Edtech Tool RefME Bags $5M To Take The Tedium Out Of Referencing

The copy-and-paste generation has another tedium-busting digital tool in its arsenal: RefME is a book-barcode scanning app that speeds up the task of creating, formatting and managing citations, references lists and bibliographies of academic source material.

The app, available on the web as well as on iOS and Android, has been winning friends among students and academics since it launched its free service back in January. The London-based startup says it’s picking up an average of 10,000 new users per day, with 800,000 registered users in total at this point. User growth thus far has been through some targeted digital marketing focusing on university campuses and via word of mouth.

RefME takes the tedium out of creating reference lists by letting users either scan a book’s barcode with their smartphone to grab the relevant info, or doing a manual search for the book title, author or ISBN number and having the app generate the citation.

Notes and quotes can be added to reference list items. And lists are synced via RefME’s cloud service so they can be worked on from different devices.

As well as the usual suspects of books and journals, RefME supports a wide range of other reference types such as films, webpages, speeches, interviews, legal cases and more. It also supports automating citations in more than 7,000 academic formats. So, in short, that’s a whole lot less thesis-based headache.

What we’re doing is crowdsourcing validated knowledge

Co-founder Ian Forshew says the product sits between legacy referencing tools such as Endnote, which were designed for “a really niche researcher market”, and more simple citation tools “that can only cope with one or two of the citation formats and are not necessarily that accurate”.

“I think we’re the first out and out tech company that has gone after trying to solve this problem in a really tech way — of creating a really user friendly, super accurate citation tool,” he adds.

RefME is announcing a $5 million seed funding round today, led by education giant GEMS Global, itself owned by private K-12 education company Varkey Group, which put in $4 million of the financing. The other $1 million was raised in January 2014 from angel investors but is being announced now.

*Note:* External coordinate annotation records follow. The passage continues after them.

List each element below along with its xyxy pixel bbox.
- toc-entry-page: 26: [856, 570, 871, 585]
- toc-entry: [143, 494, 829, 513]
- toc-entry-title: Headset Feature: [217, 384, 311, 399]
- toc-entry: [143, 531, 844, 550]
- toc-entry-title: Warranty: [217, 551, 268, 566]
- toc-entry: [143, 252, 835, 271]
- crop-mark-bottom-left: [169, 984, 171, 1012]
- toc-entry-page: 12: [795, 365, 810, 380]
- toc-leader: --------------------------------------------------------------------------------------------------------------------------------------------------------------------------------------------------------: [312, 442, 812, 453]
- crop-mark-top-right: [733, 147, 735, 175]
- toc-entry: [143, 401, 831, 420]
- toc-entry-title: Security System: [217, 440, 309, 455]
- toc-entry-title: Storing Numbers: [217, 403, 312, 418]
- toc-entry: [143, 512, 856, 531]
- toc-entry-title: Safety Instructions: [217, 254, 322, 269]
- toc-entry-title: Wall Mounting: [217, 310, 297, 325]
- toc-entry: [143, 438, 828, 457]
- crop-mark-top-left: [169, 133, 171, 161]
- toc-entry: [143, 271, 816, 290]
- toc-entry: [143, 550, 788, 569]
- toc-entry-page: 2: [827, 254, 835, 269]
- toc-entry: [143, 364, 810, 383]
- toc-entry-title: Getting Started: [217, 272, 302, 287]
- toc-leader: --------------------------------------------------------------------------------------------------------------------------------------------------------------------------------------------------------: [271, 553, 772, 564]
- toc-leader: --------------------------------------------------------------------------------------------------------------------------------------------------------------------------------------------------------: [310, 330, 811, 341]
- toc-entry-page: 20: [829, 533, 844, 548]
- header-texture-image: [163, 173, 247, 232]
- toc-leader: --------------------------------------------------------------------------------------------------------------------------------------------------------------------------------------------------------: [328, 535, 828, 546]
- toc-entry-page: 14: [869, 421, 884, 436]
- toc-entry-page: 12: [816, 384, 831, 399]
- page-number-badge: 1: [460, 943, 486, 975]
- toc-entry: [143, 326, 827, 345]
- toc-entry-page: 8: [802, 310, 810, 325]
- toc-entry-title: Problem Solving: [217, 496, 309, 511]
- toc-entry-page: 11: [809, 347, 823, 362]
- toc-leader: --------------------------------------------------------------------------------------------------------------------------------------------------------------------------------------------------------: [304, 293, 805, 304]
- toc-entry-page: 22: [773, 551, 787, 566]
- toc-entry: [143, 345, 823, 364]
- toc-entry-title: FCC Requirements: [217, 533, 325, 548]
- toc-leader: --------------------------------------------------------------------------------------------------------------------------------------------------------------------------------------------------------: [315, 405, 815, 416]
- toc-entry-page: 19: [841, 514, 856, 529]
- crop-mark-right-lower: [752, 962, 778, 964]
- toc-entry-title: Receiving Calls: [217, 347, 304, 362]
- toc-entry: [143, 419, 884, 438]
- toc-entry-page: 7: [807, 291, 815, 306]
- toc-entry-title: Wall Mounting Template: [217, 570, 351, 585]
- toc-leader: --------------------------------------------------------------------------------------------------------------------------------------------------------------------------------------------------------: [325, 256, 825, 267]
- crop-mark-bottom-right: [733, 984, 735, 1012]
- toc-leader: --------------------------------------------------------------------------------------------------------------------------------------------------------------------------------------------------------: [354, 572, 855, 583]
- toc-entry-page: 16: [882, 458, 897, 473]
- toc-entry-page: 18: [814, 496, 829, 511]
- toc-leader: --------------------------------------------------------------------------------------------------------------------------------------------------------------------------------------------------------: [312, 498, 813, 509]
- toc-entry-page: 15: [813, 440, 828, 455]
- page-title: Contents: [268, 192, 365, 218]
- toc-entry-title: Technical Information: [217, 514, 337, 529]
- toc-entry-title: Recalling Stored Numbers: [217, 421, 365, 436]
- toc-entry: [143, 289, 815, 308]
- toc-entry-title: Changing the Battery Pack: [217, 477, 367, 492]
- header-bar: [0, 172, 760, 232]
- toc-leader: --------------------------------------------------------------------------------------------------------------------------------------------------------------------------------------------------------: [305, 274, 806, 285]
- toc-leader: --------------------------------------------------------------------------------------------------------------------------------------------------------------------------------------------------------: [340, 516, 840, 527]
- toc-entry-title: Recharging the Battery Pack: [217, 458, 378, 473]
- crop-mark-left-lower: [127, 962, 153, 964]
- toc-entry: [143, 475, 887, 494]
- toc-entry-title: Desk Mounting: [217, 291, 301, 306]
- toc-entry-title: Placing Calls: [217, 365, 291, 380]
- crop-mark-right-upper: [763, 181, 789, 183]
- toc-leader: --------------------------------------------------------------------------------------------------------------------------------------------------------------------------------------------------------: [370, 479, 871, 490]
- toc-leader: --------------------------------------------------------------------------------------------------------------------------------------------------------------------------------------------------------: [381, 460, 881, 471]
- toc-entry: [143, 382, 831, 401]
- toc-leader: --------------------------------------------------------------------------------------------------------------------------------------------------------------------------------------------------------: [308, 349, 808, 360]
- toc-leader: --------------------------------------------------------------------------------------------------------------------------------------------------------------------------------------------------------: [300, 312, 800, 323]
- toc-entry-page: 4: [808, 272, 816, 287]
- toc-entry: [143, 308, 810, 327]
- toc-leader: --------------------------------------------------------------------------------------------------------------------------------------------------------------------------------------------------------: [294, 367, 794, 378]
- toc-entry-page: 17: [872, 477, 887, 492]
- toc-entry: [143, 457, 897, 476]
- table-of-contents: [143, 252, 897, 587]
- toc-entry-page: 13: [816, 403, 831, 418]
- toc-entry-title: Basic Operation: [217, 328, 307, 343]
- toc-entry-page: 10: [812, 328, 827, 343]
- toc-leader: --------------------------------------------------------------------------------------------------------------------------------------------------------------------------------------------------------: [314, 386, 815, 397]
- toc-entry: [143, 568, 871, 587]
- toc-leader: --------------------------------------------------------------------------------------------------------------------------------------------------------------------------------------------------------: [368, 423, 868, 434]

The startup says it will be using the seed funding to invest in its engineering and data teams — it currently has a team of 36 in its London office — and scale its global presence. It will also be raising a Series A soon. “It’s very much a go faster plan because of the size of the market,” says Forshew.

How does a free referencing tool become a money-making business? In a word: data. RefME is focusing on vertical search and on garnering valuable intel on the reference works that students are using most — analytics which it will be able to feed back to universities, institutions and publishers down the line. It argues universities are spending millions per year buying textbooks without having good visibility on which books are most useful.

“What we’re doing is crowdsourcing validated knowledge,” Forshew tells TechCrunch. “Our users are pinpointing where they find information that’s useful to them. We then have a lot of context around their behaviors, the notes they’re making about that information, where they go after they’ve found that information, the impact it has on their learning outcomes.

“And then we’re using it… to provide a huge amount of value to the education world — to further education institutions. To publishers. But also, more widely, it has the impact to have a pretty fundamental change to the way people search — because we’re able to tell people, or almost predict, the information that’s most useful for them. So rather than giving them 40,000 results like Google could, we could say ‘if these are the things you’re doing this is the piece of information you next need.”

RefME is sourcing reference data from various public and non-public databases, according to Forshew, but is also building its own database with the aim of fixing inaccuracies in publishers’ databases by noting crowdsourced changes — so, for instance, where multiple users are making the same edits to a citation.

“We’ve built our own API that looks across dozens of different databases, publisher databases or open source databases — some of which we license, some of which are freely available. The interesting thing that we’re doing is building our own database because each of these different sources are often incorrect and it’s actually a really big problem in the world of knowledge management, where this information is coming from, because the publishers’ data is incorrect. So what we do is crowdsource to build the perfect database.”

Should Google be concerned, given the precise data RefME is amassing — not to mention the scope of the market (Forshew talks about targeting 300 million students globally)? “We’re certainly doing some things that they don’t do, and that we’re uniquely positioned to do because of the nature of the data we have,” he says. “They’re definitely interested in what we’re doing.”

RefME has huge potential to disrupt education, publishing and ultimately search as well,” adds Sunny Varkey, group chairman and founder of GEMS Education and Founder of Varkey Foundation, in a statement. “RefME learns what students and researchers all around the world discover and has the power to share this information. RefME has built a tool that helps validate information and ultimately shows where you’ve found knowledge. This is as important to education as it is to the web itself, and that is very compelling!”